L'œuf n'enseigne pas à la poule
Ne laissez pas cette trajectoire ascendante apparemment non entravée vous tromper en pensant que c'est facile ou qu'Ihor a une chance inhabituelle. Les jeunes médecins cherchant à changer de pratique dans leurs hôpitaux sont en opposition avec la dynamique de pouvoir générationnelle presque partout, mais surtout dans les sociétés post-soviétiques.
Dans la hiérarchie rigide qui caractérisait Soviet soins de santé, les professeurs plus âgés et les médecins seniors dictaient la prise de décision clinique, laissant peu ou pas de place aux nouvelles perspectives des médecins plus jeunes ou à la mise en œuvre de nouvelles pratiques fondées sur des preuves qui amélioraient les résultats.
La situation est capturée dans le proverbe russe, un œuf n'enseigne pas à une poule, dit Tamara, rappelant les protocoles et attitudes obsolètes qui étaient prévalents lorsqu'elle a elle-même obtenu son diplôme de médecine en 2014.
Malgré des changements profonds initiés par le ministère ukrainien de la Santé en 2017, il peut toujours être difficile de proposer quelque chose de nouveau, explique Ihor. "Notre génération tente de guérir notre peuple de ce traumatisme post-soviétique", dit-il, en se référant aux cicatrices laissées par des décennies de règle totale – tout en négociant le nouveau traumatisme d'une guerre effractive.
Dans le domaine de la soins de santé, le remède de la pendule soviétique doit être la détermination de jeunes médecins comme Ihor qui disent "je veux juste rendre l'endroit où je vis et travaille meilleur".
Outre le fait d’avoir été un fils utile aux parents plus âgés, il ne peut pas tenir compte du désir inné de créer un monde meilleur.
"Je vis comme ça", dit-il.

Rompre le paradigme
Ihor et sa génération de médecins spécialistes de l’accident vasculaire cérébral constituent la deuxième ligne de crise. Ils suivent à la suite de reformeurs comme Dmytro et Pavlo Lebedynets, Mykhailo Tonchev et d’autres.
Les frères de Lebedynet faisaient partie de ceux qui ont brisé le moule, explique Ihor. "Ils ont montré que les jeunes médecins pouvaient apporter quelque chose de nouveau en médecine. Ils sont un bon exemple pour les jeunes neurologues. Ils ont brisé le paradigme selon lequel seuls les anciens professeurs et médecins plus âgés pouvaient savoir n'importe quoi."

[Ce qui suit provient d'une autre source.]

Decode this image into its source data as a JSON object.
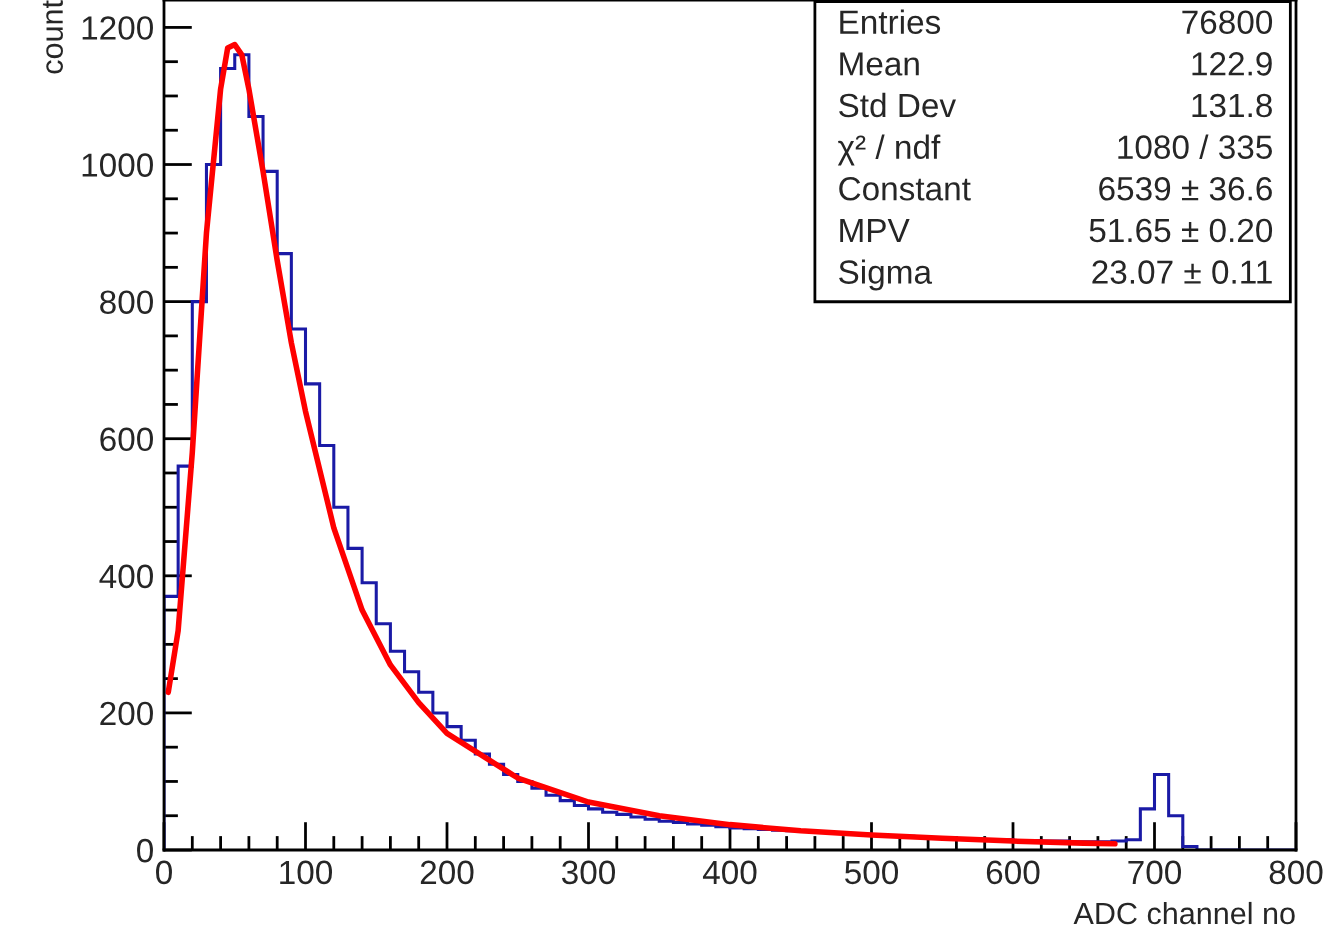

Ce que Ihor sait sans doute, c’est que le contrôle qualité est la clé de l’amélioration. En décrivant Res-Q comme "un instrument de contrôle de soi", il admet que son insistance sur la bonne collecte des données peut ennuyer ses collègues.
En tant que principal centre neuro-vasculaire à Shepetivka Raion, l’Hôpital multidisciplinaire de Shepetivka fournit des services d’accident vasculaire cérébral à environ 300 000 personnes. Ils voient de plus en plus des jeunes victimes d'accident vasculaire cérébral, conséquence du stress extrême causé par la guerre même à cette distance de la zone de combat. Ses infrastructures énergétiques essentielles et ses actifs militaires avoisinants ont fait de Shepetivka Raion une cible fréquente des grèves d’air russes et des attaques de faux-bourdons kamikaze.
C'est un hiver difficile, selon Ihor, d'autant plus que les dommages à l'infrastructure électrique peuvent générer un certain degré de suspense autour du scanner TDM. Ils ne sont jamais totalement sûrs que cela fonctionnera.
La plupart du temps, c’est le cas.
Ce qu’il aime à propos de l’accident vasculaire cérébral, c’est les résultats, explique Ihor. "J'aime voir les résultats chez les patients, je ne veux pas voir les patients revenir".
Sa motivation est alimentée par des moments brillants comme le patient de 19 ans qui avait été amené avec une hémiplégie et une aphasie. "Au début je ne pensais pas que c'était un accident vasculaire cérébral, j'ai dit, pourquoi m'apportez-vous un patient aussi jeune. Mais quand je l'ai examiné je me suis rendu compte que mon dieu je dois faire quelque chose vraiment vite".
Quelques jours plus tard, le patient sortait de l’hôpital seul, à deux pieds.
"C'est ma raison principale", dit-je. "Ça m'a rappelé pourquoi je suis ici".